U.S. beverage company Keurig Dr Pepper is set to acquire Dutch coffee producer JDE Peet’s in an $18 billion transaction, marking one of Europe’s largest acquisitions in more than two years. The deal values JDE Peet’s at a 20% premium to its recent closing price and will result in the delisting of the Dutch firm from the Amsterdam stock exchange.
The combined business will be split into two U.S.-listed companies. Global Coffee Co will focus on coffee, targeting $16 billion in annual net sales, while Beverage Co will concentrate on North American soft drinks, with projected annual net sales exceeding $11 billion. Analysts estimate the coffee unit will hold around 20% of the global consumer packaged goods coffee market. The merger aims to generate $400 million in annual cost savings and provide broader exposure in Europe, North America, and emerging markets.

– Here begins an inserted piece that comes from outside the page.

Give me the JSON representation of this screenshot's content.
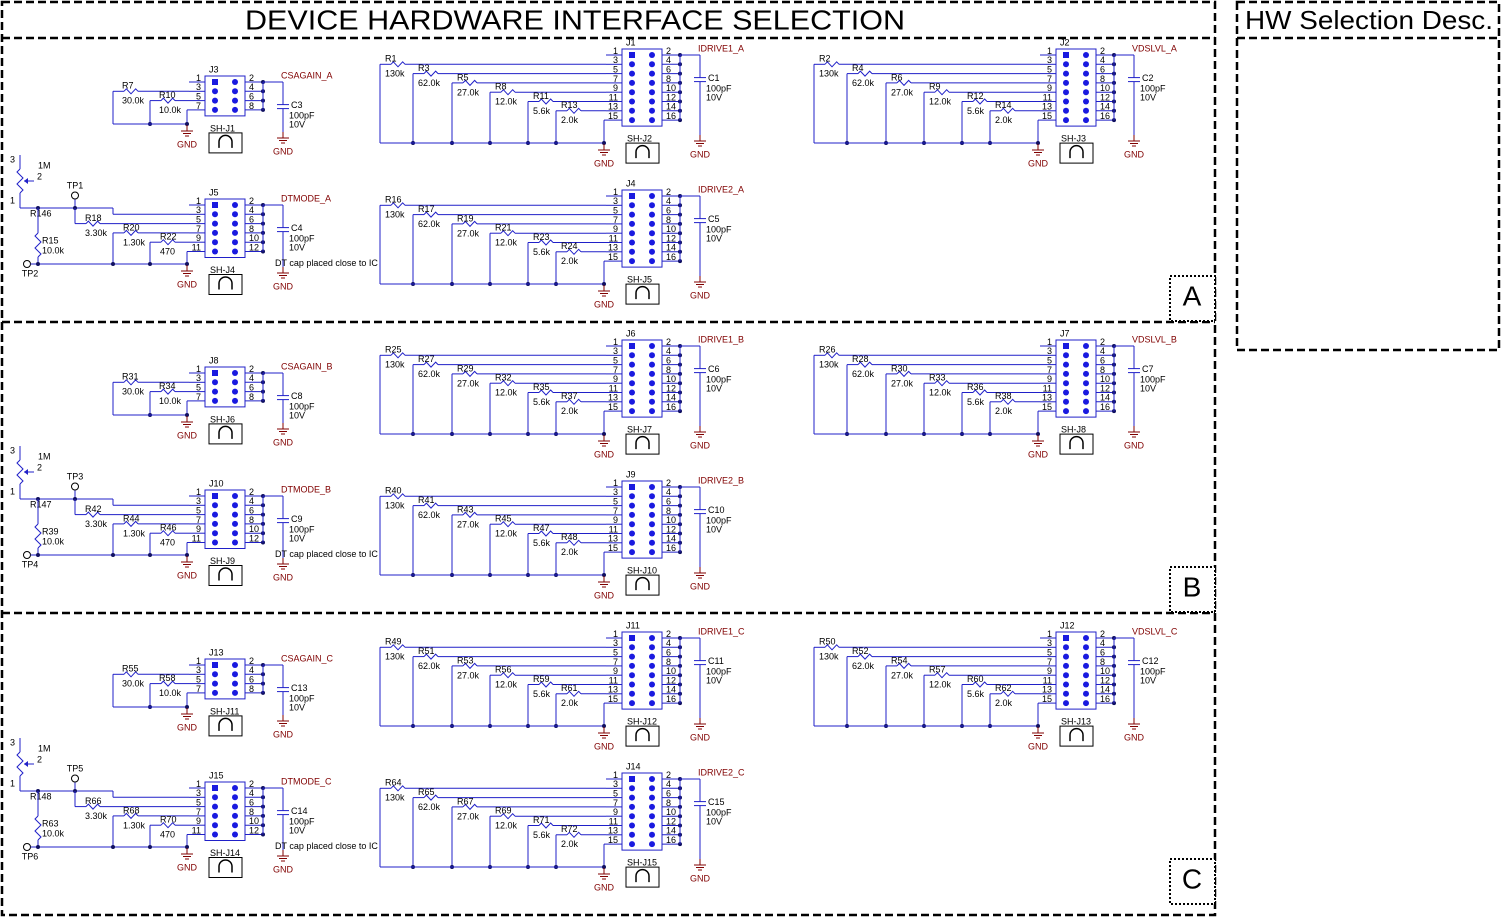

JDE Peet’s, which owns brands including Jacobs, L’Or, Tassimo, and Douwe Egberts, is majority held by JAB Holding, which will tender its 68% stake and retain approximately 5% in both new entities. The acquisition is expected to complete in the first half of 2026, with the corporate split finalised by the end of the year. Following the announcement, JDE Peet’s shares rose 17.5%, while Keurig Dr Pepper shares fell roughly 7%.
The transaction comes amid record global coffee prices influenced by droughts in Brazil and Vietnam, and tariffs affecting trade between the U.S. and key coffee-producing nations. The merger positions Keurig Dr Pepper to expand international coffee operations while maintaining a strong North American beverage presence.